Prospective française et Futurologie américaine

Et les américains comment font-ils de la prospective (futurology / futur studies) ?

Ils en font beaucoup plus, mais différemment. Tout d’abord il y a un recours important à des traitement de données et des méthodes scientifiques que la prospective à la français rangerait dans la prévision plus que dans la prospective. Donc premier lieu commun : les USA feraient de la prospective quantitative là où l’Europe ferait de la prospective qualitative.

Mais surtout, aux USA la futurologie est l’apanage d’individus plus que de démarches collectives (si on exclut le travail de l’administration américaine).

Cela se manifeste aussi bien dans l’importance de la littérature de science-fiction, qu’au travers des visionnaires/consultants tels que (au hasard) Kevin Kelly, Jeremy Rifkin, ou encore Ray Kurzweil.

En France, la prospective ne s’exerce que dans l’administration des grands ministères et ne va pas beaucoup plus loin. Pour les grandes entreprises de notre pays, la prospective du visionnaire souffre d’un manque de prise au sérieux : imaginez qu’EDF, SNCF ou Orange embauche quelqu’un comme Ray Kurzweil et c’est toute la crédibilité de l’entreprise qui pourrait être remise en cause. En revanche, on prend toute de suite très au sérieux le fait que ce soit Google qui l’ait effectivement embauché il y a quelques semaines.

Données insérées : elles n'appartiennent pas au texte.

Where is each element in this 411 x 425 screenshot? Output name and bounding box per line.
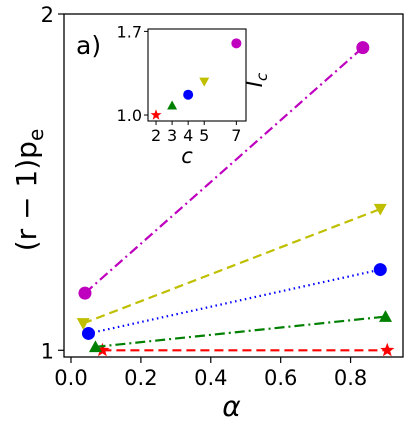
series-line-2	[88, 268, 381, 335]
y-axis-label: (r − 1)pe	[10, 129, 48, 252]
main-axes-frame	[63, 13, 404, 358]
x-tick-label: 0.8	[334, 366, 367, 390]
x-tick-label: 0.2	[124, 366, 157, 390]
y-axis-label-main: (r − 1)p	[10, 141, 43, 251]
inset-point-2	[183, 89, 194, 100]
inset-y-tick-label: 1.0	[117, 106, 142, 125]
inset-point-1	[167, 100, 178, 110]
series-0-point	[380, 342, 395, 357]
x-tick-label: 0.4	[194, 366, 227, 390]
y-axis-label-subscript: e	[24, 129, 48, 141]
panel-label: a)	[76, 31, 101, 60]
series-3-point	[373, 203, 387, 216]
x-axis-label: α	[222, 390, 241, 423]
series-line-4	[84, 46, 364, 294]
inset-y-tick-label: 1.7	[117, 22, 142, 41]
series-4-point	[78, 286, 92, 300]
inset-x-tick-label: 7	[231, 126, 241, 145]
inset-point-0	[150, 109, 162, 120]
main-plot: 0.0 0.2 0.4 0.6 0.8 1 2 α (r − 1)pe a)	[10, 3, 404, 423]
series-0-point	[95, 342, 110, 357]
inset-x-tick-label: 3	[167, 126, 177, 145]
x-tick-label: 0.0	[54, 366, 87, 390]
inset-y-axis-label-subscript: c	[253, 72, 271, 81]
series-3-point	[76, 318, 90, 330]
y-tick-label: 2	[41, 3, 54, 27]
inset-y-axis-label-main: I	[243, 81, 267, 87]
inset-x-tick-label: 5	[199, 126, 209, 145]
series-line-3	[82, 207, 381, 325]
series-1-point	[379, 310, 393, 322]
series-line-1	[95, 315, 386, 348]
series-1-point	[88, 340, 102, 353]
inset-y-axis-label: Ic	[243, 72, 271, 87]
y-tick-label: 1	[41, 339, 54, 363]
inset-point-4	[231, 38, 242, 49]
series-2-point	[373, 263, 387, 277]
series-4-point	[356, 41, 370, 55]
inset-point-3	[199, 77, 210, 87]
x-tick-label: 0.6	[264, 366, 297, 390]
inset-x-tick-label: 4	[183, 126, 193, 145]
inset-axes-frame	[147, 28, 247, 122]
series-2-point	[81, 326, 95, 340]
inset-x-axis-label: c	[181, 144, 193, 168]
inset-x-tick-label: 2	[151, 126, 161, 145]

Ici comme dans bien d’autres domaines, les américains ont fait de la prospective un marché (et ce n’est pas que celui des auteurs de SF et des consultants : que l’on pense à la part des films de science fiction ou d’anticipation dans les productions hollywoodiennes), là où cela reste un outil réservé à l’administration jacobine de ce côté de l’atlantique. En Amérique, les habitants sont quotidiennement bombardés de vision futuristes, en France la communication sur ces sujets se résume à quelques expositions.

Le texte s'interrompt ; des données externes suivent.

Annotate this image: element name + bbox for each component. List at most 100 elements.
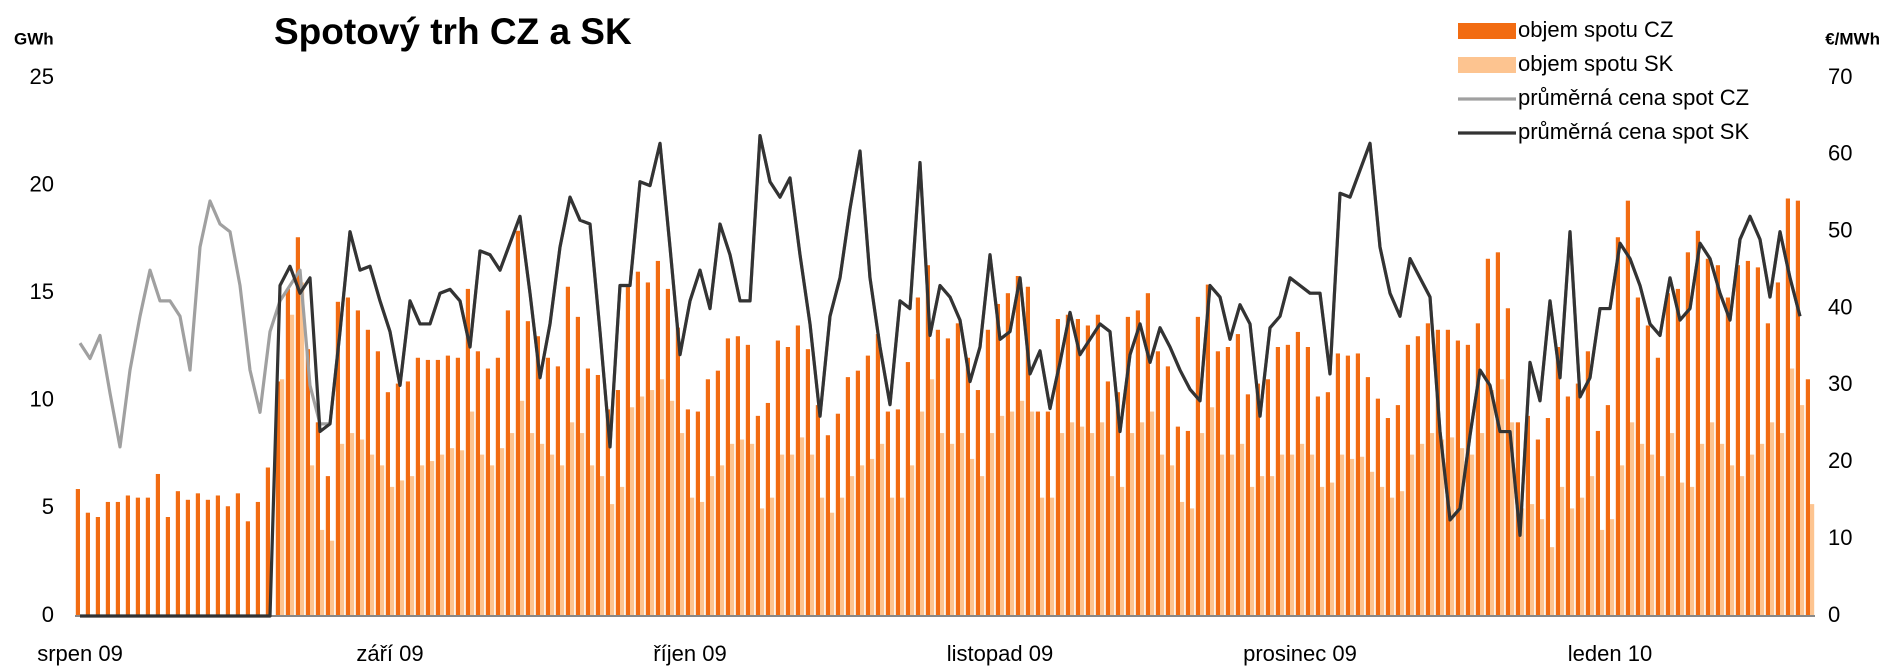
bar [680,433,685,616]
bar [355,310,360,616]
bar [1475,323,1480,616]
bar [235,493,240,616]
bar [1060,433,1065,616]
y2-tick-label: 70 [1828,64,1852,89]
bar [1400,491,1405,616]
bar [540,443,545,616]
y2-tick-label: 0 [1828,602,1840,627]
bar [785,347,790,616]
bar [285,288,290,616]
bar [380,465,385,616]
bar [1320,486,1325,616]
bar [880,443,885,616]
bar [1330,482,1335,616]
bar [145,497,150,616]
bar [490,465,495,616]
bar [760,508,765,616]
bar [1480,433,1485,616]
bar [1780,433,1785,616]
y-tick-label: 10 [30,387,54,412]
bar [1075,319,1080,616]
bar [1710,422,1715,616]
y2-tick-label: 50 [1828,218,1852,243]
bar [820,497,825,616]
bar [395,383,400,616]
bar [1540,519,1545,616]
bar [770,497,775,616]
bar [875,334,880,616]
bar [335,301,340,616]
bar [325,476,330,616]
bar [245,521,250,616]
bar [780,454,785,616]
bar [900,497,905,616]
bar [625,284,630,616]
bar [385,392,390,616]
bar [255,501,260,616]
x-tick-label: leden 10 [1568,641,1652,666]
bar [585,368,590,616]
bar [365,329,370,616]
bar [985,329,990,616]
y-tick-label: 5 [42,494,54,519]
bar [605,409,610,616]
line [80,134,1802,618]
bar [915,297,920,616]
bar [105,501,110,616]
bar [825,435,830,616]
bar [1535,439,1540,616]
bar [635,271,640,616]
bar [1495,252,1500,616]
bar [1010,411,1015,616]
bar [725,338,730,616]
bar [1030,411,1035,616]
bar [1505,308,1510,616]
bar [475,351,480,616]
bar [1600,529,1605,616]
bar [485,368,490,616]
bar [1590,476,1595,616]
bar [350,433,355,616]
bar [1695,230,1700,617]
y-axis-label: GWh [14,29,54,48]
bar [370,454,375,616]
bar [1190,508,1195,616]
bar [415,357,420,616]
bar [1000,415,1005,616]
bar [765,402,770,616]
bar [1715,265,1720,616]
bar [1210,407,1215,616]
bar [580,433,585,616]
bar [1545,418,1550,616]
bar [1325,392,1330,616]
bar [600,476,605,616]
bar [1390,497,1395,616]
bar [430,461,435,616]
legend-swatch [1458,57,1516,73]
bar [1065,314,1070,616]
bar [955,323,960,616]
bar [1360,456,1365,616]
bar [710,476,715,616]
bar [1725,297,1730,616]
y-tick-label: 15 [30,279,54,304]
bar [1175,426,1180,616]
bar [1620,465,1625,616]
bar [755,415,760,616]
legend-label: průměrná cena spot CZ [1518,85,1749,110]
bar [1240,443,1245,616]
bar [175,491,180,616]
bar [505,310,510,616]
bar [290,314,295,616]
bar [1170,465,1175,616]
bar [1805,379,1810,616]
bar [1090,433,1095,616]
bar [1100,422,1105,616]
bar [1080,426,1085,616]
bar [1110,476,1115,616]
bar [1465,344,1470,616]
bar [1565,396,1570,616]
bar [265,467,270,616]
x-tick-label: prosinec 09 [1243,641,1357,666]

Refonder la prospective française sur la base d’un nouveau statut de la technique

Un des points qui me trouble le plus dans le discours de l’anthropologie prospective réside dans le traitement qu’il fait de l’expérimentation. L’urgence et la nécessité de l’attitude prospectiviste – qui prépare et anticipe ce qui peut advenir – s’oppose à la démarche qui procède par “essais et erreurs”. L’argument étant que :

“Tout va trop vite pour que nous ayons le temps de tout essayer et certaines décisions sont trop lourdes de conséquences pour que nous puissions prendre le risque d’en faire l’expérience” p.60.

Moi qui prône, face à l’incertitude, les démarches de recherche-action (que nous appelons » recherche contributive » à Ars Indsutrialis), ce traitement de l’expérimentation comme un simple tâtonnement pose problème. En d’autres termes : comment peuvent s’articuler et s’agencer des démarches d’Anthropologie Prospective et de Recherche Contributives ?

En fait, les deux ne s’opposent que parce que les fondateurs de la prospective avaient une conception utilitariste de la technique. Pour composer Prospective et Recherche Contributive il faut réactualiser la prospective sur la base d’un nouveau statut de la technique et de la technologie, car celles-ci sont la locomotive des changements et de l’accélération que tous constatent.

Cela passe par :

  • les perspectives anthropologiques de Leroi-Gourhan sur les tendances et les faits techniques ;
  • et l’analyse de Bertrand Gille sur l’évolution des systèmes techniques ;
  • les considérations de Simondon sur l’objet technique ;
  • l’approche pharmacologique de B. Stiegler.

*

Une inconnue toutefois dans cette vision duale amérique / europe, c’est bien sûr la Chine. Non pas comme paramètre dans nos démarches prospectivistes mais comme acteur probablement principal des efforts de prospective qui sont actuellement faits dans le monde.